The impact this year of two national lockdowns, a constantly shifting tier system, increased homeworking and the growth of online shopping has completely assaulted our already declining high streets. Here, Sophie Thomas-Lacroix reflects on what 2020 has taught us.

As your local bakery flips to sell dried pasta and toilet roll, pizzerias become take-out windows and cafes shift into DIY shops, the 2020 high-street is in a constant state of change. We straddle a fault-line in history. Amid a global pandemic, where physical consumption is paused and socialising is limited, the value of our high-streets and public spaces is being questioned.
For years, media narratives have mourned the decline of high-streets in the face of suburban supermalls and the boom of e-commerce. But in the throes of an unthinkable year, our local high-streets have proved an agility and resilience not afforded to their larger city counterparts.
Look to Oxford Street for instance and we can see retail giants that have remained shut for most of this year. Crushed by diseconomies of scale, their centralised management has proven too detached, the chain of command too slow, the corporate infrastructure inflexible.
Stifled and surveyed, these large-scale indoor environments are not only less appealing in a world still reeling from the spread of an infectious virus, but they also provide no connection to the public life that we crave. With a connection to the ‘local’ is also a connection to the personal and the independent. Within the ‘private supermall-type’ retail offer, not only do we lack the opportunity to create relationships but also to come together over wider issues. They won’t connect us to our global challenges, or to each other.

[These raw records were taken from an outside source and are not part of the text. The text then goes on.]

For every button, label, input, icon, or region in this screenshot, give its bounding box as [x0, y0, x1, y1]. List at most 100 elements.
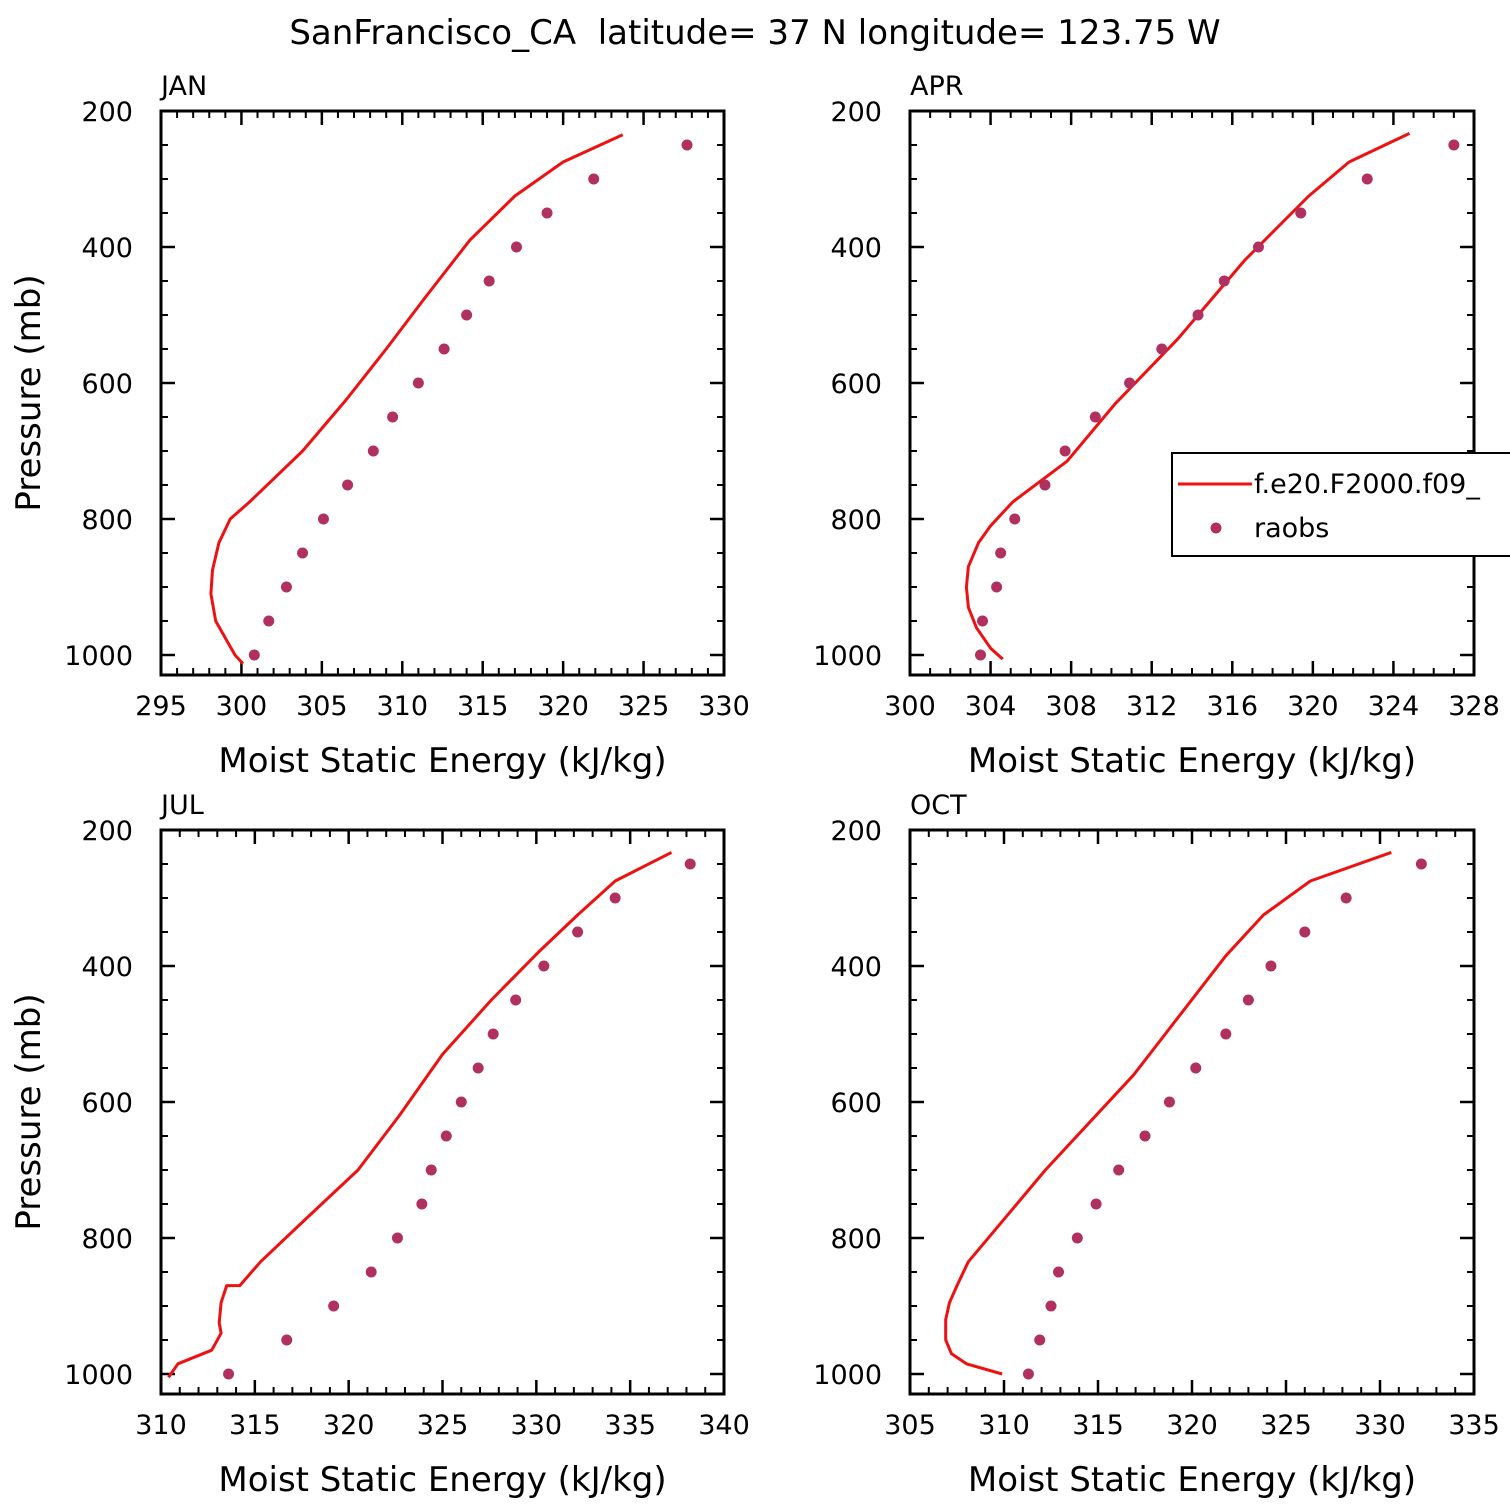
raobs-point [538, 960, 550, 972]
x-tick-label: 305 [884, 1410, 936, 1441]
x-tick-label: 324 [1368, 691, 1420, 722]
y-ticks [910, 828, 1474, 1376]
raobs-point [1053, 1266, 1065, 1278]
legend: f.e20.F2000.f09_raobs [1171, 452, 1510, 557]
x-ticks [908, 830, 1476, 1394]
x-tick-label: 335 [604, 1410, 656, 1441]
raobs-point [1242, 994, 1254, 1006]
x-tick-label: 310 [377, 691, 429, 722]
raobs-point [438, 343, 450, 355]
raobs-point [483, 275, 495, 287]
legend-obs-label: raobs [1254, 513, 1329, 544]
x-tick-label: 325 [417, 1410, 469, 1441]
x-tick-label: 320 [1166, 1410, 1218, 1441]
x-axis-label: Moist Static Energy (kJ/kg) [218, 741, 666, 781]
y-tick-label: 800 [81, 505, 133, 536]
plot-frame [159, 109, 726, 677]
raobs-point [391, 1232, 403, 1244]
raobs-point [1022, 1368, 1034, 1380]
x-tick-label: 304 [965, 691, 1017, 722]
raobs-point [455, 1096, 467, 1108]
panel-title: JAN [159, 71, 207, 102]
panel-apr: 300 304 308 312 316 320 324 328 200 400 600 800 1000… [813, 71, 1510, 781]
panel-oct: 305 310 315 320 325 330 335 200 400 600 800 1000 OCT… [813, 790, 1499, 1500]
raobs-point [510, 241, 522, 253]
y-tick-label: 600 [81, 369, 133, 400]
x-ticks [159, 830, 726, 1394]
x-tick-label: 315 [457, 691, 509, 722]
y-tick-label: 800 [81, 1224, 133, 1255]
raobs-point [1252, 241, 1264, 253]
raobs-point [1009, 513, 1021, 525]
raobs-point [1124, 377, 1136, 389]
y-tick-label: 1000 [813, 1360, 882, 1391]
raobs-point [387, 411, 399, 423]
panel-title: JUL [159, 790, 204, 821]
raobs-point [281, 1334, 293, 1346]
y-axis-label: Pressure (mb) [9, 993, 49, 1230]
model-series-line [167, 851, 673, 1379]
raobs-point [995, 547, 1007, 559]
x-tick-label: 300 [216, 691, 268, 722]
plot-frame [908, 828, 1476, 1396]
raobs-point [280, 581, 292, 593]
raobs-point [588, 173, 600, 185]
y-ticks [161, 109, 724, 657]
x-axis-label: Moist Static Energy (kJ/kg) [968, 741, 1416, 781]
raobs-point [342, 479, 354, 491]
raobs-point [223, 1368, 235, 1380]
x-axis-label: Moist Static Energy (kJ/kg) [218, 1460, 666, 1500]
y-ticks [910, 109, 1474, 657]
raobs-point [1218, 275, 1230, 287]
x-tick-label: 316 [1207, 691, 1259, 722]
raobs-point [248, 649, 260, 661]
raobs-point [977, 615, 989, 627]
raobs-point [1139, 1130, 1151, 1142]
raobs-point [1192, 309, 1204, 321]
x-tick-label: 325 [1260, 1410, 1312, 1441]
x-tick-label: 295 [135, 691, 187, 722]
raobs-point [1034, 1334, 1046, 1346]
y-tick-label: 800 [830, 505, 882, 536]
panel-jul: 310 315 320 325 330 335 340 200 400 600 800 1000 JUL… [9, 790, 750, 1500]
raobs-point [684, 858, 696, 870]
panels: 295 300 305 310 315 320 325 330 200 400 600 800 1000… [9, 71, 1510, 1500]
model-series-line [209, 133, 624, 665]
raobs-point [572, 926, 584, 938]
x-tick-label: 330 [511, 1410, 563, 1441]
x-ticks [159, 111, 726, 675]
y-tick-label: 400 [81, 233, 133, 264]
y-tick-label: 600 [830, 369, 882, 400]
raobs-point [367, 445, 379, 457]
x-tick-label: 330 [1354, 1410, 1406, 1441]
raobs-point [328, 1300, 340, 1312]
y-tick-label: 400 [830, 952, 882, 983]
legend-box [1171, 452, 1510, 557]
raobs-point [297, 547, 309, 559]
plot-area [209, 133, 693, 665]
raobs-point [412, 377, 424, 389]
raobs-point [1156, 343, 1168, 355]
x-tick-label: 315 [1072, 1410, 1124, 1441]
raobs-point [1039, 479, 1051, 491]
y-tick-label: 200 [81, 816, 133, 847]
y-axis-label: Pressure (mb) [9, 274, 49, 511]
plot-area [944, 850, 1427, 1380]
raobs-point [541, 207, 553, 219]
raobs-point [975, 649, 986, 661]
plot-frame [159, 828, 726, 1396]
panel-title: APR [910, 71, 964, 102]
plot-area [167, 851, 696, 1380]
raobs-point [1089, 411, 1101, 423]
x-tick-label: 305 [296, 691, 348, 722]
x-tick-label: 340 [698, 1410, 750, 1441]
raobs-point [1361, 173, 1373, 185]
raobs-point [1090, 1198, 1102, 1210]
raobs-point [425, 1164, 437, 1176]
figure-title: SanFrancisco_CA latitude= 37 N longitude… [289, 13, 1220, 53]
x-tick-label: 335 [1448, 1410, 1500, 1441]
raobs-point [1220, 1028, 1232, 1040]
y-tick-label: 600 [830, 1088, 882, 1119]
raobs-point [1163, 1096, 1175, 1108]
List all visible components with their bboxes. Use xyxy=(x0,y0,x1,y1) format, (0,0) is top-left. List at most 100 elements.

As our domestic spheres have constricted and the virus has reoriented our relationship with the rest of the world, we have been prompted to urgently reassess what we value and where we want to spend our time. 2020 has seen a call to arms; a swell of previously underutilised skills, creativity and resources, mobilised for mutual support and community benefit.
The civic fabric of our communities has fostered an essential solidarity and responsibility; people have stayed at home, lost income, self-isolated, refrained from stockpiling, supported each other, and even pooled supplies to help those in need and bolster key-workers. Daily actions premised in empathy and generosity. Our localities have provided a life-line.
The revival of the local high street can be seen not as a nostalgic predilection for the past but as a vital, mercantile, space of exchange. In this time of crisis the high-street becomes an extension of the civic; a place that facilitates sociability, human interaction and a participatory democratic experience that goes beyond the user as a customer or the citizen as a consumer.
Led by the adaptable, the grass-roots and the independent, unexpected new options for our urban centres have been revealed. Resilience has become dependent on flexibility and 2020 London has provided the perfect testing ground for bottom-up appropriations of the city. A move away from multinational chains and supermalls to a smaller-scale independent-led adaptability; a move back towards the origins of the high street – to market stalls and independent vendors.
The pandemic has revealed a supplementary praxis for using our high-streets that adroitly – through minimal extensions of planning and building codes – has allowed social and civic life to operate within redundant spaces, niches and time windows to meet real and urgent needs.

In the same way that vacant pubs have pivoted to sell home essentials, could vacant carparks flip to become green amenity space for locals? Could abandoned offices become affordable housing? Could the networks left behind, sustained by a shared endured experience, play a critical role in strengthening our communities and neighbourhoods? Could the canvas of our high-streets provide a platform for greater equity and enhanced social capital in our societies?
This year has offered divergent values to those currently accepted in our urban centres. As we enter a brave new world can this solidarity sustain our high-streets and a renewed appreciation for the micro-economies that surround it? Could this be a move towards a new, more local, civic life, grounded in empathy and generosity?
Within both the urgency and temporality of this moment lies a disruptive trigger, one that can, for a moment in time, generate alternative possibilities for the future of our public spaces and high streets.